The temperature is in whole degrees C or F.
- float ping2cm_tempC(uint16_t duration, int Celsius)
- duration in us, temperature in Celsius.
- this function is relative slow, a faster version is not tested.
- float ping2inch_tempC(uint16_t duration, int Celsius)
- float ping2inch_tempF(uint16_t duration, int Fahrenheit)
Indicative performance Arduino UNO.
function | us | factor | notes |
---|---|---|---|
normal division | 38.3 | 1.0 | not Temperature corrected |
ping2cm_tempC | 17.2 | 2.2 | |
ping2inch_tempC | 16.6 | 2.3 | |
ping2inch_tempF | 16.4 | 2.3 |
polynome
Routine to evaluate a polynome and be able to change its weights runtime. E.g y = 3x^2 + 5x + 7 ==> ar[3] = { 7, 5, 3 }; degree = 2;
- double polynome(double x, double ar[], uint8_t degree)
- degree >= 1, ar[0] exists, and could be 0.

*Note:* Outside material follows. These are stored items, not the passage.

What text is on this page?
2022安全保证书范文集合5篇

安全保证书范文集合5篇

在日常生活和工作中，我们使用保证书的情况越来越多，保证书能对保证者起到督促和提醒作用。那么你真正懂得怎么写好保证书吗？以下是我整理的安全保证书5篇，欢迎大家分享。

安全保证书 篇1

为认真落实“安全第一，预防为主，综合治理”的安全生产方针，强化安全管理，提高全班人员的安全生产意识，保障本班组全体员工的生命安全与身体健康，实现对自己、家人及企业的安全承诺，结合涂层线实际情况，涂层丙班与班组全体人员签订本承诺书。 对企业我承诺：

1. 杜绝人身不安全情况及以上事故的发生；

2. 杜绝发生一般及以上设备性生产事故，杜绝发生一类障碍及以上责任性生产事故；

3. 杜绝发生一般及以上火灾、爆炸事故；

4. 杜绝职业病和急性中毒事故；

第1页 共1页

This function is useful for evaluating a polynome many times and be able to adjust the weights. This can be used for finding the optimal weights to fit a curve for a polynome of degree N. See example.
Another application can be to implement a calibration / offset function that can be tuned (runtime).
Future
must
- update documentation
- links, research?
should
- unit tests
- or examples that test a lot.
- examples
- check output examples.
- keep investigating faster versions.
- divmod performance table other versions
could
- split up in multiple .h files, one per group.
- fast_math.h includes all individual .h files.
- There are several divide functions to be included? div3(), div5(), div7(), div10() depends on application. These need more testing (range)
- constants?
- GOLDEN_RATIO 1.61803398875
- check temperature corrected float?
TODO Functions
DIV
- uint16_t divmod10() 16 bit overload version ?
- uint32_t div10(x, *d) would be a bit faster than divmod10()
- uint32_t mod10(x, *m) would be a bit faster too
- div7() days - weeks.
BCD
- uint16_t dec2bcd() + 32 bit + back?